Und bezüglich der Suizidrate unter jungen Queers noch eine persönliche Anekdote: Ich war zeitweise wegen Suizidgefahr unter ärztlicher Beobachtung und benötige evtl. in naher Zukunft eine antidepressive Medikation um meinen Alltag zu bewältigen. Der Auslöser war keine homophobe Einstellung in meinem Umfeld, sondern das endlose auf-meinen-Körper-reduziert-werden sowie das ja achso-tolle Gefühl, von Menschen, die man legitim liebte und denen man sein Leben anvertraut hätte, von einem Tag auf den Nächsten wie ein benutzter Gegenstand fallengelassen zu werden, weil ja das nächste Abenteuer winkte und die aktuelle Beziehung ja nur im Weg stand. Und sich dann am Ende des Tages auch noch sagen zu lassen, wie prüde, verwerflich, wertlos und konservativ man ist, weil man selber an ebendiesen Abenteuern kein Interesse hat.
Gruß,
ein Spießer.
Erst einmal: Danke für Deinen Kommentar. Ich finde es gar nicht schlimm, wenn jemand monogam leben will. Ich selbst Macher das auch immer wieder mal. Für mich ist es ein Problem, wenn monogam lebende Schwule (oder gar die klassische Kleinfamilie reproduzierende schwule Paare) ihren Unmut über eben nicht so lebende Schwule kund tun. Die darauf hinweisen müssen, dass „ja nicht alle so sind“. Auch in meinem Umfeld kenne habe ich diverse monogam lebende schwule Paare, die sind glücklich, ich finde das super. Sie würden aber niemals dringend darauf hinweisen müssen, dass ja nicht alle so sind wie z.B. ich. Ich glaube, dass ist der wichtige Unterschied, sie versuchen nicht, eine Normierung aufzuzeigen, damit sie bei Heten als „die guten Schwulen“ da zu stehen.

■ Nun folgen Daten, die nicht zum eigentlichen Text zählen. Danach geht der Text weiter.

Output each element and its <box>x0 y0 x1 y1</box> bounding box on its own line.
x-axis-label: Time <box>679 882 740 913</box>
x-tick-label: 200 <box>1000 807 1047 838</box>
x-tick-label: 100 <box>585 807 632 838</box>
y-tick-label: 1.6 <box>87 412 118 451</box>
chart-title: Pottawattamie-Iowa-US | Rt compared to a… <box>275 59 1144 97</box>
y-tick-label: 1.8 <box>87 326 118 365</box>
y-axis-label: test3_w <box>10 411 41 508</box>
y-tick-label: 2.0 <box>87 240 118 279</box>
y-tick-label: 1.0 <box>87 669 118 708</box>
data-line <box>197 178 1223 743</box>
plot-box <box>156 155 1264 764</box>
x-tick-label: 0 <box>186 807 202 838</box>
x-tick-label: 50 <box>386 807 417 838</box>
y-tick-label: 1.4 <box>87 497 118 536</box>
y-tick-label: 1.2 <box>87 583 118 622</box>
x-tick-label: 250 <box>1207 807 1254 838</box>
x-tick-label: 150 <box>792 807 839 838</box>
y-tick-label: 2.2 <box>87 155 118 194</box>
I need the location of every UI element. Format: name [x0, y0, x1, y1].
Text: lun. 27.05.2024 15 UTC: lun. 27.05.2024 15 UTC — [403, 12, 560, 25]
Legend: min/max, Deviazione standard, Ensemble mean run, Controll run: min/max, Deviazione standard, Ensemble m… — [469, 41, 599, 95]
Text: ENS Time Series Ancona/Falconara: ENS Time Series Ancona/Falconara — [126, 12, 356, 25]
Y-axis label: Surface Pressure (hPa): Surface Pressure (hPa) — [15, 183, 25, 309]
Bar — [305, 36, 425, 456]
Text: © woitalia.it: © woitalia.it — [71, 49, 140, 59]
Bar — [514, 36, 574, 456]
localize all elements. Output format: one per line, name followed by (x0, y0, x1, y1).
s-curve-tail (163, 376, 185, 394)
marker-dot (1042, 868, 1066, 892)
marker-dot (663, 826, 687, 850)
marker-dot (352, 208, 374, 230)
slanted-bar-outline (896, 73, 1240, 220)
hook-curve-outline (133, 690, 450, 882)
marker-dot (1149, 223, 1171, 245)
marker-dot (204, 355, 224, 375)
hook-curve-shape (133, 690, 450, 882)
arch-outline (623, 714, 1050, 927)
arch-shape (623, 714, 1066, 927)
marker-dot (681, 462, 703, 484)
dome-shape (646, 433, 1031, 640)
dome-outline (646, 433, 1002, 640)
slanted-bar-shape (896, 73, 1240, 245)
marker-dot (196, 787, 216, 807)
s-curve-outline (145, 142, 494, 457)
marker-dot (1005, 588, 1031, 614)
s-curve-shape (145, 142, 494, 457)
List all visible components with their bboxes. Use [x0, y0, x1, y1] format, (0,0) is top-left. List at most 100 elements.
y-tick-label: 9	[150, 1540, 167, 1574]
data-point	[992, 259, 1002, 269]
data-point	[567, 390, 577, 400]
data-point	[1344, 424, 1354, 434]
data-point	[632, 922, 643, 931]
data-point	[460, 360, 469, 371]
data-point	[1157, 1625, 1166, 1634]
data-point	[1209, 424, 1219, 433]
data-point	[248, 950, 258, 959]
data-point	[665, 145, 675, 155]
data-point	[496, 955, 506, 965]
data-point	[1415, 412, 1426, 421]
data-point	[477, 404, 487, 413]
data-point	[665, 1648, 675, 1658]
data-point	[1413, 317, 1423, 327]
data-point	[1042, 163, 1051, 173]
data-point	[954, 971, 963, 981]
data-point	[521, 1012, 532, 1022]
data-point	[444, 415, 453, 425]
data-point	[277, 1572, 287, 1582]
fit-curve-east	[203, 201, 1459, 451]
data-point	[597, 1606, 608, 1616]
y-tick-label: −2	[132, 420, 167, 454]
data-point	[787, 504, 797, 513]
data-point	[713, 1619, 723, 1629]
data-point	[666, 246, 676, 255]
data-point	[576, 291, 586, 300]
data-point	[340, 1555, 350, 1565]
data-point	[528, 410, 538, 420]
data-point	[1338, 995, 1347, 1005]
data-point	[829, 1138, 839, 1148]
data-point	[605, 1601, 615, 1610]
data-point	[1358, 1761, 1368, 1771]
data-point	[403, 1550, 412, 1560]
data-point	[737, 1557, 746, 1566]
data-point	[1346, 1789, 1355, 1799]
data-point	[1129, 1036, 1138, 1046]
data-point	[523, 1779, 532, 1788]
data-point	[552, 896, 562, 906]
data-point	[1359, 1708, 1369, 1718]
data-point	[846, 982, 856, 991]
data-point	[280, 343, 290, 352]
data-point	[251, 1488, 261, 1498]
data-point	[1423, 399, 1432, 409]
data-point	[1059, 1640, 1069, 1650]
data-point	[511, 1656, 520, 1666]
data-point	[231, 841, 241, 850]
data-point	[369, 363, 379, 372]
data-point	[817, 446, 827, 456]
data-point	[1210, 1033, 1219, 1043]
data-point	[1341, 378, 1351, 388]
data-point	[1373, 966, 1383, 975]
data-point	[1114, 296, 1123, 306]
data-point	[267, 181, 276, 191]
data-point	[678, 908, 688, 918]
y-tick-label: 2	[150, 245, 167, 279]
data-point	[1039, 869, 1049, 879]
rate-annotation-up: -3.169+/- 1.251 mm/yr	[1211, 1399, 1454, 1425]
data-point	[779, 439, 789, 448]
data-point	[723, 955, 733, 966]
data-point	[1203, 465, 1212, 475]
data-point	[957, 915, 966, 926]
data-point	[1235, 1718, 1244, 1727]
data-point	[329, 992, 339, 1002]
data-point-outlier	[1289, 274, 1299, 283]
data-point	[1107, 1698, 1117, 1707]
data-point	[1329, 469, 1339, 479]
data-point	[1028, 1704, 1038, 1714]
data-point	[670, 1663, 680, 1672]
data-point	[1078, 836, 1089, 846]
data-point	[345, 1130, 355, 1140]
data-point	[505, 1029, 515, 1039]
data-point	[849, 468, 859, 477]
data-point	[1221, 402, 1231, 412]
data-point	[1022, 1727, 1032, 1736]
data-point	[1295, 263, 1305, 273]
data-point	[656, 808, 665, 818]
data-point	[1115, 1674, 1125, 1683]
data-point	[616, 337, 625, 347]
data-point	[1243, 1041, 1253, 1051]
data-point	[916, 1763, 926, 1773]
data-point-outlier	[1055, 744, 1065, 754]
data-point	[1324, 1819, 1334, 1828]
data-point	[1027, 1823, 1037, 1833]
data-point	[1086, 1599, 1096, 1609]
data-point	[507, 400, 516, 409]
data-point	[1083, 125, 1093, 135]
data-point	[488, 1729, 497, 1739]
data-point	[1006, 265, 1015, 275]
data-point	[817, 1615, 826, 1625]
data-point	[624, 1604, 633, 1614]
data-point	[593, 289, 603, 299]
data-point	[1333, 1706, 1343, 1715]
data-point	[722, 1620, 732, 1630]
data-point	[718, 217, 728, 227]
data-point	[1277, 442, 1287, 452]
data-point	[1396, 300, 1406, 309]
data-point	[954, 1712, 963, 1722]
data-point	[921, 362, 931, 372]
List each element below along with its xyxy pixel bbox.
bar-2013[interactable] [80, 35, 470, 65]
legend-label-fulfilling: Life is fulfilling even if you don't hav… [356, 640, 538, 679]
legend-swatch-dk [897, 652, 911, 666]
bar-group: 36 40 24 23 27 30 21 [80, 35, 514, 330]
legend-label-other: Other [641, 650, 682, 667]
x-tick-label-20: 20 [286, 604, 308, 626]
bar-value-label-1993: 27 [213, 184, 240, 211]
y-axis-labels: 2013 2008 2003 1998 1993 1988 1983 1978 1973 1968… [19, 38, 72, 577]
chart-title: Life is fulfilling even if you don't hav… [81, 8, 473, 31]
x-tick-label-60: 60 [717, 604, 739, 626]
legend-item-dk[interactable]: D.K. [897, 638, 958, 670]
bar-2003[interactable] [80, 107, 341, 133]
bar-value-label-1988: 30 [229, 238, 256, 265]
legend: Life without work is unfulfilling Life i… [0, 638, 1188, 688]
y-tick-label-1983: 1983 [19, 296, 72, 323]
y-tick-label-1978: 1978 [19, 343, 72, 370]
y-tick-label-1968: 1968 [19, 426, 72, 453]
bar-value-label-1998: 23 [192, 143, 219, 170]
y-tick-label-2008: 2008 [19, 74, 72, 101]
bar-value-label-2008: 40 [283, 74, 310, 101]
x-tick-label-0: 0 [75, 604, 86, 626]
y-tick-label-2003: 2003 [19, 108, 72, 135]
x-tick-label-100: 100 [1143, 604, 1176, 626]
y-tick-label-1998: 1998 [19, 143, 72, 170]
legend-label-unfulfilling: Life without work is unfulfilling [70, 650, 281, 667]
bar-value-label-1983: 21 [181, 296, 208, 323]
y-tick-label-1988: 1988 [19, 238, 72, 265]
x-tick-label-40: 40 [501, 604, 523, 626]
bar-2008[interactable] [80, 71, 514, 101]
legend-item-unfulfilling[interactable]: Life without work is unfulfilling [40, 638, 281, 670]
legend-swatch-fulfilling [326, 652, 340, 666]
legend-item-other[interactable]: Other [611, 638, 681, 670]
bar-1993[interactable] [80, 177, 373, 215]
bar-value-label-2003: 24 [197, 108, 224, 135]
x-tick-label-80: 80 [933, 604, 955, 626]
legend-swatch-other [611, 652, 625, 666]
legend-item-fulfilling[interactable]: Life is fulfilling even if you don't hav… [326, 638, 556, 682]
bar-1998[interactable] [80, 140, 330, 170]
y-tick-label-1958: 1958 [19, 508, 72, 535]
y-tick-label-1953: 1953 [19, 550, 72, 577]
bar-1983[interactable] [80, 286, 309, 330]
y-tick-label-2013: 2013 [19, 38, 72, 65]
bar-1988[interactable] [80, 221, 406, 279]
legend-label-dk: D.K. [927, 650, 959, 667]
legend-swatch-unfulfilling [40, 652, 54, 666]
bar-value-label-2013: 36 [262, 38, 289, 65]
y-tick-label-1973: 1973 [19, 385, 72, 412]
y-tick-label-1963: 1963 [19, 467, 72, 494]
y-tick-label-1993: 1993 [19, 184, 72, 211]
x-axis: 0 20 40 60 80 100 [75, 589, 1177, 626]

Zu Deiner Anekdote: Das ist ein massives Problem. Leider sind schwule Männer ja nicht besser als hetero Männer und leider gibt es viel zu viele, die in ihren Beziehungen nicht ehrlich sind, der anderen Person Ales mögliche erzählen, nur um zum Stich zu kommen. Ich finde es sehr schade, dass Du das erleben musstest und ich hoffe, dass Du das verarbeiten kannst und Partner, die von nun an folgen einfach mal keine blöden Pansen sind.